En prenant par les armes ce bastion rebelle, les soldats ont également tué, kidnappé et violé: c'était en 2015, et Nyakol pouvait s'estimer heureuse d'être en vie. Mais la jeune fille a contracté un paludisme cérébral lorsqu'elle se cachait dans les marais.
La maladie a été soignée trop tard et son cerveau a été endommagé au point qu'elle ne peut désormais plus se déplacer, manger ou communiquer sans aide. C'est uniquement grâce à sa mère, Nyaduol, qu'elle a survécu aux multiples fuites qui ont rythmé sa vie ces trois dernières années.
En février, c'est au village de Touch Riak, en territoire rebelle, à une quinzaine de kilomètres de Leer, qu'elles ont trouvé refuge, épuisées et affamées, après avoir fui une énième fois les combats.
Entre la faim et la maladie, Nyakol souffre de malnutrition sévère. Le moindre os de cette jeune femme de 18 ans est désormais visible sous la peau flasque de son corps famélique et son poids est celui d'un enfant de deux ans.
Epicentre
Depuis son déclenchement en décembre 2013, la guerre civile qui ravage le Soudan du Sud oppose principalement les forces fidèles au président Salva Kiir à celles du rebelle et ancien vice-président Riek Machar.
Mais ce sont les civils qui ont payé le plus lourd tribut, avec plus de 4 millions de déplacés et de multiples atrocités à caractère ethnique - viols, meurtres, tortures - commises par les différents groupes armés, et une crise humanitaire catastrophique.
La région de Leer a été l'épicentre de cette crise humanitaire. Ancien fief de M. Machar et de son ethnie Nuer, la ville est aux mains des forces gouvernementales. La majeure partie de sa population a fui dans des villages des marais alentour.
"Touch Riak est toujours sous le contrôle de l'opposition et le village devient une île pendant la saison des pluies, c'est pour cela que nous nous sentons en sécurité ici", explique Nyaduol, assise aux côtés de sa fille étendue sur une natte poussiéreuse, sous une toile tendue faisant office de clinique.
Déplacements difficiles
La région est par ailleurs abandonnée depuis 2015 par les organisations humanitaires étrangères à la suite de plusieurs attaques et pillages menés sur leurs installations et contre leurs travailleurs.
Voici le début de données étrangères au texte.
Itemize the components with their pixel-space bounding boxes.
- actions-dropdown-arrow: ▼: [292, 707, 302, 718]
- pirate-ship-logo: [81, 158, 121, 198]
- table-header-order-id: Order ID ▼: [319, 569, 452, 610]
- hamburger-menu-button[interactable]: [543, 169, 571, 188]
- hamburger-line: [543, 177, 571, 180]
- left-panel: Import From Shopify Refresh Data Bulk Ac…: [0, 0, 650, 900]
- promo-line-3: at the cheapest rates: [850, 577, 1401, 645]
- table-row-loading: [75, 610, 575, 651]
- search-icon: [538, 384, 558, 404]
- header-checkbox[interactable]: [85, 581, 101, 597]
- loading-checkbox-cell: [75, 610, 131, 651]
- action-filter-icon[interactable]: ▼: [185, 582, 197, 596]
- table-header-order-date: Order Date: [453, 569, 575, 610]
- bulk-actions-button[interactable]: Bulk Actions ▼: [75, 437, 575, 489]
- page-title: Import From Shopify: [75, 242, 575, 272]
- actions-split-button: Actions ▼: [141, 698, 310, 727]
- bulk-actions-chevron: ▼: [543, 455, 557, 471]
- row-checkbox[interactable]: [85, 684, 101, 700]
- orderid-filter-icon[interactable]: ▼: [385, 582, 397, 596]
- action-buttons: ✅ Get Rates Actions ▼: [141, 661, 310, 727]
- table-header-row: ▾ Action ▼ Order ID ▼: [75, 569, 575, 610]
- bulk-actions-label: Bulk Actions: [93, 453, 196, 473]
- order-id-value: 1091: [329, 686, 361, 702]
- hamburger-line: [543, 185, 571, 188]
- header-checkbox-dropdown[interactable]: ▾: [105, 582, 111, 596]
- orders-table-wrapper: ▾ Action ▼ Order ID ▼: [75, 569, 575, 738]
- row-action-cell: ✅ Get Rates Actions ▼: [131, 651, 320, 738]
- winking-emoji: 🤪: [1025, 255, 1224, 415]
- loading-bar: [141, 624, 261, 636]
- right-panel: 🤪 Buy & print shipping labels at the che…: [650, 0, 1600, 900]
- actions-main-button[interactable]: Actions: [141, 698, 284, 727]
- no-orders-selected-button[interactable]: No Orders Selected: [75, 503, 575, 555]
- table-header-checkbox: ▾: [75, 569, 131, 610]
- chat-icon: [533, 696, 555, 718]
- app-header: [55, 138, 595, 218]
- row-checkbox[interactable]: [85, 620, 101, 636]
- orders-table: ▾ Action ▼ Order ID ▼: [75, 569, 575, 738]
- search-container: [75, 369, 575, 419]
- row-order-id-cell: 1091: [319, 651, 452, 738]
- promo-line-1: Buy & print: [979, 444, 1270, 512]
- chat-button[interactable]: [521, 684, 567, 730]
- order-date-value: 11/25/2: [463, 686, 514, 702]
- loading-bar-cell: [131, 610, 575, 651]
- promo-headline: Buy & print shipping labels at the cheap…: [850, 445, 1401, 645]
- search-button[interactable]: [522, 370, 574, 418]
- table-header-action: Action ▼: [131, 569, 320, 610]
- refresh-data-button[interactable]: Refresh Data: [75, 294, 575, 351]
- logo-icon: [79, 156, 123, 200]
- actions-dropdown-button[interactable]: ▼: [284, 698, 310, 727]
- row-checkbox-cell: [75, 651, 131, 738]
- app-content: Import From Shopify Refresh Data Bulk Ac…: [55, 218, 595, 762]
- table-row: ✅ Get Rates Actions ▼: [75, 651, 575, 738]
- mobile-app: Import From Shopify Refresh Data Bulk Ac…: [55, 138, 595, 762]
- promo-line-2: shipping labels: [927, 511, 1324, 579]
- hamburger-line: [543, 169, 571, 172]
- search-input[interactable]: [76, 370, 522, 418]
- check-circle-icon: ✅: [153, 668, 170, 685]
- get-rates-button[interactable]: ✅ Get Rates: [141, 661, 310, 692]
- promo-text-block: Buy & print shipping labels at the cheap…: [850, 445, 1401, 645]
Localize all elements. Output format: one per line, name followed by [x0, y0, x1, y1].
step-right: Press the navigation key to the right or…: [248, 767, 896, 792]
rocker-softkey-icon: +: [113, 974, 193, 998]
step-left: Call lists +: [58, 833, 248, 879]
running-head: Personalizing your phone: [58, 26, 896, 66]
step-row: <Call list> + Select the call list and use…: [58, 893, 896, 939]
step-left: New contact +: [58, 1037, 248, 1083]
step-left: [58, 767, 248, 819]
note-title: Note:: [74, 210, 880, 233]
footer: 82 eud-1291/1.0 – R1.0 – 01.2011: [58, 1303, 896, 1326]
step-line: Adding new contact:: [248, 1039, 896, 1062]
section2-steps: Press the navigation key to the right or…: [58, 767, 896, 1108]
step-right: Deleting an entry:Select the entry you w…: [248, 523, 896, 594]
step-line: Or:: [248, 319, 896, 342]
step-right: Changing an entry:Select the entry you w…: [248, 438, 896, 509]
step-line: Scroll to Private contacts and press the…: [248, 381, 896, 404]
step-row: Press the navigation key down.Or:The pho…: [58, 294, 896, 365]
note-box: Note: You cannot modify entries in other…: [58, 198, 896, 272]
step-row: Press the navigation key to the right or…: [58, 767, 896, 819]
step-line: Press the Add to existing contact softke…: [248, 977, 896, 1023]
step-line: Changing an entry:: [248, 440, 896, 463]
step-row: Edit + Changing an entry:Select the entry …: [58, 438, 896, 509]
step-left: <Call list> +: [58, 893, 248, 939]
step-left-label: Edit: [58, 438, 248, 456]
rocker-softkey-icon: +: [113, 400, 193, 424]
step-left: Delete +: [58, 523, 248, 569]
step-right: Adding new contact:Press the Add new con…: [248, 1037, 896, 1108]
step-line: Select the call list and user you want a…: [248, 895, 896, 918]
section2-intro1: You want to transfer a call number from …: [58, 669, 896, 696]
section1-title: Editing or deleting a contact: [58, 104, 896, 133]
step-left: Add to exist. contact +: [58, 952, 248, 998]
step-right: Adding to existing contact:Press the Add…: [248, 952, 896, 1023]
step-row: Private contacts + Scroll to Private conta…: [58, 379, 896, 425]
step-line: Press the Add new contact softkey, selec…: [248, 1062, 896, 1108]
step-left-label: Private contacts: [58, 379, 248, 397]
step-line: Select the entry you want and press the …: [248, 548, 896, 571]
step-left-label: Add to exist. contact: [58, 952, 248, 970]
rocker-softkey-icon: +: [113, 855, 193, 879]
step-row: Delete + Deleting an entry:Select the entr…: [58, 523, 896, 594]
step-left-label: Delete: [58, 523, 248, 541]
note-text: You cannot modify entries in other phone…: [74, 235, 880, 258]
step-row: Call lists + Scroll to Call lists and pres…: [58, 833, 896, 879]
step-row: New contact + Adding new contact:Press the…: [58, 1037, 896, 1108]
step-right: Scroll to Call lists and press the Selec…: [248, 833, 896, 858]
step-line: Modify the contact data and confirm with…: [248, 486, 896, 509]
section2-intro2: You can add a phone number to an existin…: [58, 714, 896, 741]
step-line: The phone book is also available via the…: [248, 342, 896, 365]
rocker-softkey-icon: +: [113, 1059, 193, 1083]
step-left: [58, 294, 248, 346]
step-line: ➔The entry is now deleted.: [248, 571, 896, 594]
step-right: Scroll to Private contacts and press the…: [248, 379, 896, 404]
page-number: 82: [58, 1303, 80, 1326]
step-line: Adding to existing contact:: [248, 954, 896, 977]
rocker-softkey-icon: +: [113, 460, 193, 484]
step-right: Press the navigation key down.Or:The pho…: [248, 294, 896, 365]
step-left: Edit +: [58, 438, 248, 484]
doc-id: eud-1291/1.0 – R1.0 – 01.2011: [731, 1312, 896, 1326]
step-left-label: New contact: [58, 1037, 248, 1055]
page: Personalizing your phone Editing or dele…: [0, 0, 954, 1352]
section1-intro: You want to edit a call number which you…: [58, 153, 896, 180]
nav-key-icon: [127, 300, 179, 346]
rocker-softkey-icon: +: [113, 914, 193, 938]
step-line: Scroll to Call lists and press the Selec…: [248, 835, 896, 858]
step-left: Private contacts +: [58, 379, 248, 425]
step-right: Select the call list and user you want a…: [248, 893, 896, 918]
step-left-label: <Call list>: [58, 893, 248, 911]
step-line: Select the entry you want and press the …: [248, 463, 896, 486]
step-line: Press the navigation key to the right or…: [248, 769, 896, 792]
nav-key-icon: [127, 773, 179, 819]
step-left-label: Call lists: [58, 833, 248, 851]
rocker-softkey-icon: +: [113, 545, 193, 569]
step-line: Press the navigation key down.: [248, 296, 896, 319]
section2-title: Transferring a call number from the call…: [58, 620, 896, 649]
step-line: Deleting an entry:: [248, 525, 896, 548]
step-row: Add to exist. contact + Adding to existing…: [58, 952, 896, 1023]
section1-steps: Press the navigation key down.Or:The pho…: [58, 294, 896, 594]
Seules deux ONG sud-soudanaises y sont encore présentes, alors que le Programme alimentaire mondial (PAM) jette des sacs de nourriture depuis les airs.
"La situation est tendue et il est difficile de se déplacer", regrette Gatkan David Jal, travaillant pour une de ces deux ONG. Il évoque notamment les barrages routiers dressés par les soldats, qui dépouillent régulièrement ceux qui souhaitent passer.
Pour les éviter, M. Jal choisit souvent de se déplacer en hélicoptère, une solution très onéreuse.
Une importante aide humanitaire avait été dépêchée à Leer après que la famine avait été déclarée dans la région en 2017. Ces contributions avaient permis de déclarer la fin de la famine quatre mois plus tard. Mais la faim reste bien présente.
"Il faut transporter la nourriture aux endroits où se trouvent la faim et les gens qui sont affamés, et ce avant qu'ils ne soient isolés en raison de la saison des pluies", qui doit commencer dans quelques semaines et rendra les pistes impraticables, remarque Adnan Khan, du PAM. "La situation va devenir vraiment sinistre".
Fin de la fuite
Sur le sol de la clinique improvisée de Touch Riak, Makuil Puok, 25 ans, se tord de douleur. "J'ai essayé de traverser la ligne de front pour venir à Touch Riak, mais un soldat m'a tiré dessus", raconte-t-il. Sa blessure à la fesse a été nettoyée par le personnel de la clinique, qui n'est toutefois pas parvenu à retirer la balle.
Sa volonté est toutefois intacte. Si les combats atteignent Touch Riak, il fuira en canoë à travers les marais, assure-t-il.
Pour Nyakol et sa mère, plus question de fuir. "Ma fille a failli mourir quand nous sommes venus à Touch Riak, elle est très faible". "J'espère que nous serons plus en sécurité quand nous serons isolés par l'eau", dit-elle.
En attendant, Nyaduol tente par tous les moyens de stocker de la nourriture, soit en fourrageant dans les marais, soit en conservant le peu d'aide humanitaire qui arrive au village. Car l'isolement implique aussi un manque de nourriture, et une mort lente.
"Avant que la saison des pluies ne débute, nous devons nous assurer que nous avons assez de nourriture pour survivre".